Diese Verbindung von Elementen wird oft in Karten geplant und in Kooperation mit mehreren Betrieben umgesetzt. Je besser die Abstimmung, desto wirksamer das Ergebnis. Auch digitale Tools helfen inzwischen, solche Vernetzungen zu analysieren und gezielt auszubauen. Biotopvernetzung ist also ein Konzept, das auf Zusammenarbeit über Hofgrenzen hinaus setzt.

Streuobstwiesen
Streuobstwiesen gehören zu den artenreichsten Lebensräumen in Mitteleuropa. Auf einer einzigen Wiese können Hunderte Arten leben – darunter seltene Vögel wie der Steinkauz, Insekten wie der Schwalbenschwanz oder Fledermäuse, die in alten Baumhöhlen schlafen. Diese Wiesen sind oft viele Jahrzehnte alt und bestehen aus hochstämmigen Obstbäumen, wie Apfel, Birne, Zwetschge, Kirsche, die locker über eine Wiese verteilt stehen. Im Gegensatz zu intensiv bewirtschafteten Obstplantagen werden sie kaum gespritzt, selten gedüngt und oft traditionell bewirtschaftet. Die Kombination aus Bäumen, Wiese, Totholz, Baumhöhlen, und unterschiedlichen Lichtverhältnissen bietet eine Vielzahl an Lebensräumen und Nahrungsquellen.

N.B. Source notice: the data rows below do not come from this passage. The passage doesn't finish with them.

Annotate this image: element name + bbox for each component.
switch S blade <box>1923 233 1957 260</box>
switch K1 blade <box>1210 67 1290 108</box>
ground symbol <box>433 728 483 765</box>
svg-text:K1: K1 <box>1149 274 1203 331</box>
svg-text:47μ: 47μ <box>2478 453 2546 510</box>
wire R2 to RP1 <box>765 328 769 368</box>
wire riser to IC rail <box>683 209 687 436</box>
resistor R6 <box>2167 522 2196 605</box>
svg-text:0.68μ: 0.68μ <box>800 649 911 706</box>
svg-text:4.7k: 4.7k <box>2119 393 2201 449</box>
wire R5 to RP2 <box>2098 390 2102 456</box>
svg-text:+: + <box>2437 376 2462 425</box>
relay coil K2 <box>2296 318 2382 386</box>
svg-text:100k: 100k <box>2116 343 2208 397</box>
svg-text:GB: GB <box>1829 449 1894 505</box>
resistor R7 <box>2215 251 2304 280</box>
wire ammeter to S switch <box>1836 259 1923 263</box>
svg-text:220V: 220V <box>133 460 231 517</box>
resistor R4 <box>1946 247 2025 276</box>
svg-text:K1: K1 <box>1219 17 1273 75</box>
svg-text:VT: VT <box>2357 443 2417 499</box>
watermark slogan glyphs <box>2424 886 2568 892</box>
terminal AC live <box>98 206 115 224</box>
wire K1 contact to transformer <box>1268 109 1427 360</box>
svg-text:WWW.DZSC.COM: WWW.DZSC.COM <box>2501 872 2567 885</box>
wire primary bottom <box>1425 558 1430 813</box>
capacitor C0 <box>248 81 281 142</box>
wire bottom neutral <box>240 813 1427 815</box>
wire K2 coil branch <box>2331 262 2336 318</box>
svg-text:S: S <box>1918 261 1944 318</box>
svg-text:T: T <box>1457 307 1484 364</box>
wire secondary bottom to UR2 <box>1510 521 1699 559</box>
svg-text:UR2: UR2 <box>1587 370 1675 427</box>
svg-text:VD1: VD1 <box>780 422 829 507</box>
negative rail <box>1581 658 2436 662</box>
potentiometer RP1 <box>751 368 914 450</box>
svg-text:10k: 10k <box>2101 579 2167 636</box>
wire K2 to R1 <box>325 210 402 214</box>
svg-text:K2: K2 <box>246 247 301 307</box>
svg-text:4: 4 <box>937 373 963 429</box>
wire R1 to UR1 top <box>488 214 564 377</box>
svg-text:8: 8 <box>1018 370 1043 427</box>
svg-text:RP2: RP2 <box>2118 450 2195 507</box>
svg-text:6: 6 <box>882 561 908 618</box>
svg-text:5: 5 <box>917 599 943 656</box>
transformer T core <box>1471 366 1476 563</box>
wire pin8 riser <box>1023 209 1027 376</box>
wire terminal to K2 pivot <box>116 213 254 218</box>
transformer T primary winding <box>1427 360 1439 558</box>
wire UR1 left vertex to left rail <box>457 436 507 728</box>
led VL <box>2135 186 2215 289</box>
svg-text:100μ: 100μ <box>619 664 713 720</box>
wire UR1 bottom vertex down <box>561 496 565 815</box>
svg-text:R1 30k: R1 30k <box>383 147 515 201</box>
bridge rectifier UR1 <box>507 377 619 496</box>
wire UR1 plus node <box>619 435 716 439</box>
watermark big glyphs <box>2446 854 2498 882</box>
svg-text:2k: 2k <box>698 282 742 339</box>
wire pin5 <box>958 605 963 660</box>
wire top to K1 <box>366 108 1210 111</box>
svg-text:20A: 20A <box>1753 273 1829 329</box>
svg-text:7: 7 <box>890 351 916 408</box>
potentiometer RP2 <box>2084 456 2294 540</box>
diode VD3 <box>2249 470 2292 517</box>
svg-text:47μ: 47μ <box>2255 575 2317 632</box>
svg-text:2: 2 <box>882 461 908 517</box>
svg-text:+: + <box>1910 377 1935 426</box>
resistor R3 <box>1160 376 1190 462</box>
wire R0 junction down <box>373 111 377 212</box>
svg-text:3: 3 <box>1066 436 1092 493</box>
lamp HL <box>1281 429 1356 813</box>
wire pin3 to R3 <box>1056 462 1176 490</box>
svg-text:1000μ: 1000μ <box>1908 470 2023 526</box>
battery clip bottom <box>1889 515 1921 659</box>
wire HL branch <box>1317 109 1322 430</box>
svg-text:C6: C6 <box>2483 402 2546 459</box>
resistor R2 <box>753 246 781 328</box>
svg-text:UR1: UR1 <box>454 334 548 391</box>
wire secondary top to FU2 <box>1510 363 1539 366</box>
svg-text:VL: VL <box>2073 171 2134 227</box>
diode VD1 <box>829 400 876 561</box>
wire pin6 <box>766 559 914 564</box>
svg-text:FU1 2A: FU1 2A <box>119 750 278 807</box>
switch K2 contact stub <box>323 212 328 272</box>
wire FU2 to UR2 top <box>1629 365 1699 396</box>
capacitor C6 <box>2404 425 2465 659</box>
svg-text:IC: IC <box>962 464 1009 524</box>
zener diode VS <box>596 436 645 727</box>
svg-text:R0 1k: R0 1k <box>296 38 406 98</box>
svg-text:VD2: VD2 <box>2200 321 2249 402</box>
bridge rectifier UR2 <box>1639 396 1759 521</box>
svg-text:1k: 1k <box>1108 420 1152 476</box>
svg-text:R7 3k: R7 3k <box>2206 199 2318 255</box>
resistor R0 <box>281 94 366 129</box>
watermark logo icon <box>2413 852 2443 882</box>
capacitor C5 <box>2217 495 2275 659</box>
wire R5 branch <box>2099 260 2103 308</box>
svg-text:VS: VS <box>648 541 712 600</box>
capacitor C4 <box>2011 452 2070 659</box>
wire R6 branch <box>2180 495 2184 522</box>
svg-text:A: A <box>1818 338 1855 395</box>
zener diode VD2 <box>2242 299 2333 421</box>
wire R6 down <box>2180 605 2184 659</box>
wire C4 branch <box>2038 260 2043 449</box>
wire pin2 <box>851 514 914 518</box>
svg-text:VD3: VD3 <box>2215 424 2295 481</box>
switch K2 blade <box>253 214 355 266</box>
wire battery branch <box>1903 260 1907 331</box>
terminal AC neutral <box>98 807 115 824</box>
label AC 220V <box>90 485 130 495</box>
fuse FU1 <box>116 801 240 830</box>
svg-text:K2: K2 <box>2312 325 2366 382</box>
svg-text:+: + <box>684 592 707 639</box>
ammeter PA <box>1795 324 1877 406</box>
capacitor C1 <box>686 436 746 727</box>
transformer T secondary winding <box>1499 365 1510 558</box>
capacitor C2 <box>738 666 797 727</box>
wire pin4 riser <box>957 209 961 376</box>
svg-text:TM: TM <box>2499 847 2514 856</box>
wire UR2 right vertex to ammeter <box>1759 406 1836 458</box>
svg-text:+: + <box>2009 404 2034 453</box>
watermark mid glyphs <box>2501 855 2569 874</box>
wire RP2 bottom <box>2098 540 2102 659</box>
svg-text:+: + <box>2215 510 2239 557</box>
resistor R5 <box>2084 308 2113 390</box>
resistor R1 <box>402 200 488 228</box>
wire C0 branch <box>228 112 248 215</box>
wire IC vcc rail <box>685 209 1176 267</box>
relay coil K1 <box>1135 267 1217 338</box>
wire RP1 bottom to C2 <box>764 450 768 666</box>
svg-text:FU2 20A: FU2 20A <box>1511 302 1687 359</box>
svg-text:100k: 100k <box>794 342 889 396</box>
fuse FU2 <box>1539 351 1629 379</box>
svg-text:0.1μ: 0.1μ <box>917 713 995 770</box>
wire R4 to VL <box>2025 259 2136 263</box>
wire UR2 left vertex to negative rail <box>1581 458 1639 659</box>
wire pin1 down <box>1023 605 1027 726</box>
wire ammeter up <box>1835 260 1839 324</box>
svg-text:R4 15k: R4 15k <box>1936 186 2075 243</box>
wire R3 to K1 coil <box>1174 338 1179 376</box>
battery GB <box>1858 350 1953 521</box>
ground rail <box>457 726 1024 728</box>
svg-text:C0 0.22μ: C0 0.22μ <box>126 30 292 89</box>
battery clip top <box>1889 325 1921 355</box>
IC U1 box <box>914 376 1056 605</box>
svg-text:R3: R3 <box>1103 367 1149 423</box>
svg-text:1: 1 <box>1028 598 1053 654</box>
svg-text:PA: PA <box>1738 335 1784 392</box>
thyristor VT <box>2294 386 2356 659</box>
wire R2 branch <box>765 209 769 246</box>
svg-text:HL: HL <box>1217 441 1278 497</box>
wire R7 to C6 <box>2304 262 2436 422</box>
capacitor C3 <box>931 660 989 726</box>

Trotz extensiver Bewirtschaftung ist die Pflege einer Streuobstwiese aufwändig: Hochstämme müssen geschnitten, Wiesen gemäht oder beweidet und Altbäume erhalten werden. Auch die Ernte der Früchte ist aufwändiger und weniger ergiebig als die von Obstplantagen.
Was jeder zum Artenschutz beitragen kann
Für einen effektiven Artenschutz braucht es Landschaften, in denen ganze Ökosysteme bestehen können. Genau hier kann die Landwirtschaft einen wichtigen Beitrag leisten. Denn sie gestaltet nicht nur Flächen, sondern prägt auch Übergänge und Verbindungen zwischen Lebensräumen.
Maßnahmen wie Blühstreifen, Wildtierkorridore oder Streuobstwiesen machen den Unterschied nicht allein durch ihre Existenz, sondern durch die Art, wie sie eingebunden und gepflegt werden. Wer die Landschaft kennt und langfristig denkt, kann Vielfalt fördern, auch unter sich wandelnden Bedingungen. Dabei können oft schon scheinbar kleine Maßnahmen eine große Wirkung entfalten.
Die wenigsten von uns haben ein Feld oder eine Wiese, auf der wir aktiv Arten schützen können, aber auch im Kleinen lässt sich Vielfalt fördern. Wenn Du einen Balkon oder Garten hast, kannst Du mit insektenfreundlichen Pflanzen, wilden Ecken und naturnaher Pflege einen Beitrag leisten.
Zudem lohnt es sich, wenn Du beim Einkauf auf regionale Produkte oder Erzeugnisse aus Betrieben achtest, die Naturschutzmaßnahmen aktiv umsetzen. Viele Höfe machen das auf ihren Produktverpackungen transparent. Durch Gespräche und Nachfrage bei regionalen Erzeugern kannst Du Wertschätzung für artenreiche Flächen zeigen.